パネットーネ|レシピと作り方のコツ
切ると縦に糸を引く生地と、干した果実の甘い香り。パネットーネは時間こそかかりますが工程そのものは素直で、家庭のオーブンでも焼き上がります。四人分の型ひとつ分で進めます。
先生の一言
- 膨らまない → 牛乳やぬるま湯が熱すぎた場合です。40度を超えないよう人肌で使います。
- 焼き上がりが沈む → 横に置いて冷ましたためです。型ごと逆さに吊るして冷まします。
- 果実が底に沈む → 戻したレーズンの水気を拭き、粉小さじ1をまぶしてから折り込みます。
240分調理時間の目安
4人分分量
手間あり難しさ
材料(4人分)
- 強力粉250gふるっておく
- 砂糖60g塩とは離して粉に加える
- 塩3g酵母に直接触れない位置に置く
- ドライイースト5gぬるま湯大さじ2で溶かす
- 卵2個(100g)常温に戻して溶いておく
- 牛乳60ml人肌(35度前後)に温める
- バター80g室温に戻し、指で押せる固さにする
- レーズン80gぬるま湯で10分戻し、水気を拭く
- オレンジピール40g粗みじんに刻む
- はちみつ大さじ1生地の乾きを抑える
- 粉砂糖適量焼き上がりに振る
作り方
溶いたイースト、牛乳、卵、はちみつを合わせ、粉、砂糖、塩を加えます。
理由: 液体を先に合わせると、粉が均一に混ざります。
台に出して15分こね、やわらかいバターを3回に分けて練り込みます。
理由: 一度に入れると生地が滑って混ざりません。
丸めて容器に入れ、30度前後で90分、倍になるまで発酵させます。
理由: 指で押した穴が戻らなければ発酵の合図です。
ガスを抜き、水気を拭いたレーズンとピールを均一に折り込みます。
理由: 水気が残ると生地がべたつき、膨らみが鈍ります。
紙型に入れ、30度で60分、型の八分目まで二次発酵させます。
理由: 膨らみきる前に焼くと、窯の中でさらに伸びます。
180度に予熱したオーブンで35分焼き、色づいたらアルミ箔をかぶせます。
理由: 途中で覆うと、中まで火が通る前に焦げません。
竹串を刺して生地がつかなければ、逆さに吊るして2時間冷まします。
理由: 逆さにすると自重でつぶれず、縦の目が残ります。
保存と温め直し
| 冷蔵 | 切り口をぴったり包んで3日、乾きやすいので早めにいただきます。 |
|---|---|
| 冷凍 | 切り分けて1切れずつ包み3週間ほど、冷蔵庫で自然解凍します。 |
| 温め直し | 霧を吹いて160度のオーブンで5分温めると、香りが戻ります。 |
アレンジ
- レーズンを刻んだドライいちじく80gに替えると、酸味が穏やかになります。
- オレンジピールをレモンピールに替えると、後味が軽くなります。
- 粗く刻んだチョコレート60gを生地に加えても合います。
小麦粉、卵、乳製品から炭水化物とたんぱく質、脂質を含みます。
講師への質問
- 発酵に適した場所がないときはどうすればいいですか
- 湯を張ったボウルの上に生地の容器を置き、大きめの袋で覆えば代用できます。
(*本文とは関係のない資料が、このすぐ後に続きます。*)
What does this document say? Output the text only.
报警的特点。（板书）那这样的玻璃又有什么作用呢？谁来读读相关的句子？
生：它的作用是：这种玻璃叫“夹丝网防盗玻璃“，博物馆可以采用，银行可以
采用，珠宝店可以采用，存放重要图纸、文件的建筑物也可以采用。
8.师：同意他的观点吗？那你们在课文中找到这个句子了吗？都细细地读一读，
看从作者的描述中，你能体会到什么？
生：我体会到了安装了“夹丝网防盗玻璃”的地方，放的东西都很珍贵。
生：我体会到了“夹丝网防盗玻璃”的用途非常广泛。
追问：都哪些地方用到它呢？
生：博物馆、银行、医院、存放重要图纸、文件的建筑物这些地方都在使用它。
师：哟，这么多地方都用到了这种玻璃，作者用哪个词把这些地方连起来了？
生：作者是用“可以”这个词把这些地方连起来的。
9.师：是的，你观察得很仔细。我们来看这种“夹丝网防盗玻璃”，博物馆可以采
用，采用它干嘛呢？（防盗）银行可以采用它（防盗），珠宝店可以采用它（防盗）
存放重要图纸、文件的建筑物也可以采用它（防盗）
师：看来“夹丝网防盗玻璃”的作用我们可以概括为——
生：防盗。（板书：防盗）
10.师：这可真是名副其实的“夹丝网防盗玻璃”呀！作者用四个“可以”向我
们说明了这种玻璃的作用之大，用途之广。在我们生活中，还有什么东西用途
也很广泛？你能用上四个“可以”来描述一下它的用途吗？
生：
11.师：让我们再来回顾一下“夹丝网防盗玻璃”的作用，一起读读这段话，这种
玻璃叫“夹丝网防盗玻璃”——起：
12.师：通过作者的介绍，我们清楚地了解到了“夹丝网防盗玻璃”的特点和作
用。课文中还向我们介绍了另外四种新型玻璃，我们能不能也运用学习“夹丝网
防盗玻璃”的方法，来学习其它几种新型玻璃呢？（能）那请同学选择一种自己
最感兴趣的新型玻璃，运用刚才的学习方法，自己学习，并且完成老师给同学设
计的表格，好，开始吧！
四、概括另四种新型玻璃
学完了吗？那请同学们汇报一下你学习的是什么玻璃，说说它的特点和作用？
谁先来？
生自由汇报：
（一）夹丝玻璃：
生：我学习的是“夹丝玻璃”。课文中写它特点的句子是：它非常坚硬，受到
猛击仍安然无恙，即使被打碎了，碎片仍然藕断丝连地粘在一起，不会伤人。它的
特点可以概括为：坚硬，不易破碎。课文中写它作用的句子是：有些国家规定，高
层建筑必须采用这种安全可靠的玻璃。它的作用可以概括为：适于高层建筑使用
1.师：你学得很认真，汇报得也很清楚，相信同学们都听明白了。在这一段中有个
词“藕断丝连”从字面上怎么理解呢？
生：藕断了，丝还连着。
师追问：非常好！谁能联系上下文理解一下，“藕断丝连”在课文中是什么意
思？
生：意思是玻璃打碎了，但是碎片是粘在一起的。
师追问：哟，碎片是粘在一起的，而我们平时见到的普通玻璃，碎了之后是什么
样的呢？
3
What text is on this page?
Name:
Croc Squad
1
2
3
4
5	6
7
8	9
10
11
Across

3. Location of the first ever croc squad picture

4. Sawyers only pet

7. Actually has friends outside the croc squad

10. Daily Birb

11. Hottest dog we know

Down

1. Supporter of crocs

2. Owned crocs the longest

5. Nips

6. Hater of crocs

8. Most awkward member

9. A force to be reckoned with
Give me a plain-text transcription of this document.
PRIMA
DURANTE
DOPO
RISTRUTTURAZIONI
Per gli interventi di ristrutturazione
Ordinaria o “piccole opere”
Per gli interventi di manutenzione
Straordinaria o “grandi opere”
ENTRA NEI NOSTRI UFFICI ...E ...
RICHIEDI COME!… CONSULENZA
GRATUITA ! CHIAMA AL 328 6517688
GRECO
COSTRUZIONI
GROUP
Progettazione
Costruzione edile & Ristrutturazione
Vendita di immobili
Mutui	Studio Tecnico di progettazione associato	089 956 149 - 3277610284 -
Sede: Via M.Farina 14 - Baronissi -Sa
時間は季節で変わるので、生地の大きさで判断してください。
- 専用の型がないときはどうすればいいですか
- 厚手の紙で高さ10cmの筒を作り、底を敷けば代用できます。深めの丸い耐熱容器にオーブンシートを敷く形でも焼けます。
- 一日で焼き切れないときはどうすればいいですか
- 一次発酵まで進めて冷蔵庫で一晩休ませ、翌朝室温に戻してから続けます。低温で進むぶん、香りはむしろ深くなります。